Stop holding yourself to unrealistically high standards that you don't impose on anyone but yourself.
Stop setting yourself up for failure by creating impossible goals and metrics for you to abide by.
I struggle with caregiving. I struggle at dealing with the "mountain" of paperwork. To the point of not getting anything done at all. Then the guilt starts, I'm not doing things right, I'm not doing the right thing, it's got to be done a certain way, it's all on me. Every day I'm doing the praying and worrying thing...everything else except what needs to be done.
Stop justifying quitting by calling yourself a perfectionist.
I want things to be just right. However, as caretakers know, sometimes there is no right or wrong way, sometimes you just have to do it. Sometimes you have to make hard calls, sometimes it will not be perfect. I've decided to try to do the right thing always, not the perfect thing, the right thing.

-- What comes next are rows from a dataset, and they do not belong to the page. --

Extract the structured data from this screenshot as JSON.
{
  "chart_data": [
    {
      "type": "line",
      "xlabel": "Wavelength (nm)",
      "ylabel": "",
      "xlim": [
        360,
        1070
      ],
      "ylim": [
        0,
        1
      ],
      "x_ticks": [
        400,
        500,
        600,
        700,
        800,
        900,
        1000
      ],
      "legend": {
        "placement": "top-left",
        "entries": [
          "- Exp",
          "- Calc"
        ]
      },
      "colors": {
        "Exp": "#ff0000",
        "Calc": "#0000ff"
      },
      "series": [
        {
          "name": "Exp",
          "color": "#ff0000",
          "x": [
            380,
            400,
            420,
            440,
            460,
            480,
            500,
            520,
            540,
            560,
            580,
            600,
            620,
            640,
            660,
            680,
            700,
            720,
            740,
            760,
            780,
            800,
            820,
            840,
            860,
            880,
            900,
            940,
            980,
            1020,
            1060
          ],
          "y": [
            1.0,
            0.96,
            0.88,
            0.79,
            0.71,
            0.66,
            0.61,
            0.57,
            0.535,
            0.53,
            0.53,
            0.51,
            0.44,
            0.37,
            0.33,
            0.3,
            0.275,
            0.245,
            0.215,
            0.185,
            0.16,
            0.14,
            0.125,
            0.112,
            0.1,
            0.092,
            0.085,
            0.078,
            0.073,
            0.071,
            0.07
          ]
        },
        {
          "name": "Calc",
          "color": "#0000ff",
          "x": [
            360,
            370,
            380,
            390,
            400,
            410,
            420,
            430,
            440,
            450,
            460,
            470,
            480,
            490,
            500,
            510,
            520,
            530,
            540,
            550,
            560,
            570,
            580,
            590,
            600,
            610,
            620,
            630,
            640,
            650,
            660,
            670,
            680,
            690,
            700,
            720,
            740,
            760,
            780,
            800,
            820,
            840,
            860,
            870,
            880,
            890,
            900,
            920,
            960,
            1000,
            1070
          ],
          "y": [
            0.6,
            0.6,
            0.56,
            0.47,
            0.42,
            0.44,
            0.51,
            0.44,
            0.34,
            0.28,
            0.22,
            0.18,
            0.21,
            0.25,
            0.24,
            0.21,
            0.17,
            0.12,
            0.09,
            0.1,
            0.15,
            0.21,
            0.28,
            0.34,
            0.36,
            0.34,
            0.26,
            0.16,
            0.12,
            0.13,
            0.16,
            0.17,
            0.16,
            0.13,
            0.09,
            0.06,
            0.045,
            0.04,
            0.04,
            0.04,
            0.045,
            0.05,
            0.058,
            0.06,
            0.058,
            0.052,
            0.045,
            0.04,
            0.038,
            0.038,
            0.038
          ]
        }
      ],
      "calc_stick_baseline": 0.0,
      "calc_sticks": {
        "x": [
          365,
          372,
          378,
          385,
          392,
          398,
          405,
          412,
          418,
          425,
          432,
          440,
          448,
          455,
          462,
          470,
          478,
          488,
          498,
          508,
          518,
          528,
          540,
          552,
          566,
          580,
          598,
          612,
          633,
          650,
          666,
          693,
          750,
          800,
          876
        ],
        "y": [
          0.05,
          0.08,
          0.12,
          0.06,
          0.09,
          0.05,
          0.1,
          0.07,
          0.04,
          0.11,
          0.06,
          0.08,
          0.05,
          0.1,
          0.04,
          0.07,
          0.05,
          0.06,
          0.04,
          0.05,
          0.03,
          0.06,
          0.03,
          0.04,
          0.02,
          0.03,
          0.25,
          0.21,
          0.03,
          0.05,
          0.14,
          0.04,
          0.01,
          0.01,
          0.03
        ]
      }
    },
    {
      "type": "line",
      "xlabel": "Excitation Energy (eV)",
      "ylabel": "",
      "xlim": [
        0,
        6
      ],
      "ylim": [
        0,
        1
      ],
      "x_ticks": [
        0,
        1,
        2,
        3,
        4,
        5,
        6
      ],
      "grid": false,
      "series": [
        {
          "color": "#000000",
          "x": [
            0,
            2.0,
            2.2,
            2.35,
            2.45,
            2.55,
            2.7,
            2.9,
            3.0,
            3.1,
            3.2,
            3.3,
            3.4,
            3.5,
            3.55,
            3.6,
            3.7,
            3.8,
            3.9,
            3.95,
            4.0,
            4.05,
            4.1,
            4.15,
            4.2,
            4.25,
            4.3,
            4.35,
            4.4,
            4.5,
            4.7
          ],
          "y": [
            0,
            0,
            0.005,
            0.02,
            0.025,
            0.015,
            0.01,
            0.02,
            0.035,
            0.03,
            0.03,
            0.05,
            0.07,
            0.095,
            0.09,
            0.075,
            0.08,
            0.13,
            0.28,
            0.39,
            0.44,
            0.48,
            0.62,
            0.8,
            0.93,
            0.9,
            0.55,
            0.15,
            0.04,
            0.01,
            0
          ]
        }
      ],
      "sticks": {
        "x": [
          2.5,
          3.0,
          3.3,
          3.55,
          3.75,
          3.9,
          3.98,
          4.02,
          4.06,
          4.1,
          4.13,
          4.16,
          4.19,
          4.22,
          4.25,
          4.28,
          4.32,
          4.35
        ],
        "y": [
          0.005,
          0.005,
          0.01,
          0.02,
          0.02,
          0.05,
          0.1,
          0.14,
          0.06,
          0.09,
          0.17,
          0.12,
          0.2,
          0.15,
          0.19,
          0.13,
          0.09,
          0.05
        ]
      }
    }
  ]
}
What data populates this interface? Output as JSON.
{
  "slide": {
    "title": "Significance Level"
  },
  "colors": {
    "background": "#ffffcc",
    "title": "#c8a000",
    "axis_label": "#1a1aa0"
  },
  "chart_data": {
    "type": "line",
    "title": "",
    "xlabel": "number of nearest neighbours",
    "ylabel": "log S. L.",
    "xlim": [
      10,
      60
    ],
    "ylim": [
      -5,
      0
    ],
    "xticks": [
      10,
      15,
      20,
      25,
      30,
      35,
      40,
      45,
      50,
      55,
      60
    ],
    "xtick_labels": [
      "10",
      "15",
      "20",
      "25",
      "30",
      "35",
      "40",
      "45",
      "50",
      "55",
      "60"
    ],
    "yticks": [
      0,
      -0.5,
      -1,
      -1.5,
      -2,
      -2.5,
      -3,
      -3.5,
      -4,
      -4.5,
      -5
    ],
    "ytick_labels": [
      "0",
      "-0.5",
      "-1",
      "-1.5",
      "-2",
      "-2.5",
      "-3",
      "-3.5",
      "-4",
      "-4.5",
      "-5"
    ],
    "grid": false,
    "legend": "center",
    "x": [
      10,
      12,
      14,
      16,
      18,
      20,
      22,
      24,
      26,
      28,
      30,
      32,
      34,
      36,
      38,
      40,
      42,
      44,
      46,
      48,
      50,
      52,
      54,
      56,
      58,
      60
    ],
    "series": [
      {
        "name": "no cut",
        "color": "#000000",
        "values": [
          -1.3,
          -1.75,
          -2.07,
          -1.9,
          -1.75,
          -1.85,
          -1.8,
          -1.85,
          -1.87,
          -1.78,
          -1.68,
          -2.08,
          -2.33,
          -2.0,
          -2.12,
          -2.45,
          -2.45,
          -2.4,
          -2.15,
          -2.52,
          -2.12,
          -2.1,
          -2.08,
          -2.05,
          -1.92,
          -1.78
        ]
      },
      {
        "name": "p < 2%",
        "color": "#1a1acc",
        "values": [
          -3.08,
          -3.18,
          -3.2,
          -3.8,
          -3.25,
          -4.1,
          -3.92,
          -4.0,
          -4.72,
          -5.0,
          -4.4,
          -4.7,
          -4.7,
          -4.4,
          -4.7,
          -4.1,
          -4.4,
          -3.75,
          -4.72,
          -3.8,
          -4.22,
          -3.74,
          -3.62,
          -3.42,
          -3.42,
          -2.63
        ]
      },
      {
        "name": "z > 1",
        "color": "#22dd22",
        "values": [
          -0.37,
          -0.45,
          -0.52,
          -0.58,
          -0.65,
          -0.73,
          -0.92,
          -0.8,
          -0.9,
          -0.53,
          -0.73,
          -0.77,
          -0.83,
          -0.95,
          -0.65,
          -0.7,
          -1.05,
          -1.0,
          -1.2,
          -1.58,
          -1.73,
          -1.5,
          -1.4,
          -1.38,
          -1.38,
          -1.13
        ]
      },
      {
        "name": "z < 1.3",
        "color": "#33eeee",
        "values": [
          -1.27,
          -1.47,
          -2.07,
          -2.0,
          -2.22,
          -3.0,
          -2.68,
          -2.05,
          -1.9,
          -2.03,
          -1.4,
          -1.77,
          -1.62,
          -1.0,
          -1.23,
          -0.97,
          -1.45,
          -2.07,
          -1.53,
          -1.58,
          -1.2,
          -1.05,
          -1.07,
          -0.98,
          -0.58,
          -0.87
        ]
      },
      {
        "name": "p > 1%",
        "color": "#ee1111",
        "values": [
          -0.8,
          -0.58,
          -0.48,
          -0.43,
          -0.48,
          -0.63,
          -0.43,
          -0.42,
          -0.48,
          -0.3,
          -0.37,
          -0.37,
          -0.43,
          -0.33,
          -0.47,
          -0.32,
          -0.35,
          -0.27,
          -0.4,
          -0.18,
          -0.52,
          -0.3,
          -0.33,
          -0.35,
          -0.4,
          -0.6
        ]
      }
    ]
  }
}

You aren't a perfectionist. You're a human. And humans are never perfect and regularly make mistakes.
The thing is, it is NOT all on you, you are part of a village of people, of resources available to help you. It's ok to feel unsteady, to be unsure of HOW to do what needs to be done. This doesn't just apply to caretaking either, it applies to all areas of your life. Make that call, send that email, face the paperwork, ask for help. So what I will do now is say a little prayer over the mountain of paperwork, take it one page at a time, and repeat the following words.
The difference between those who succeed & those who don't is those who succeed don't quit at the first sign of a struggle.
They fail. And fail. And fail their way to success.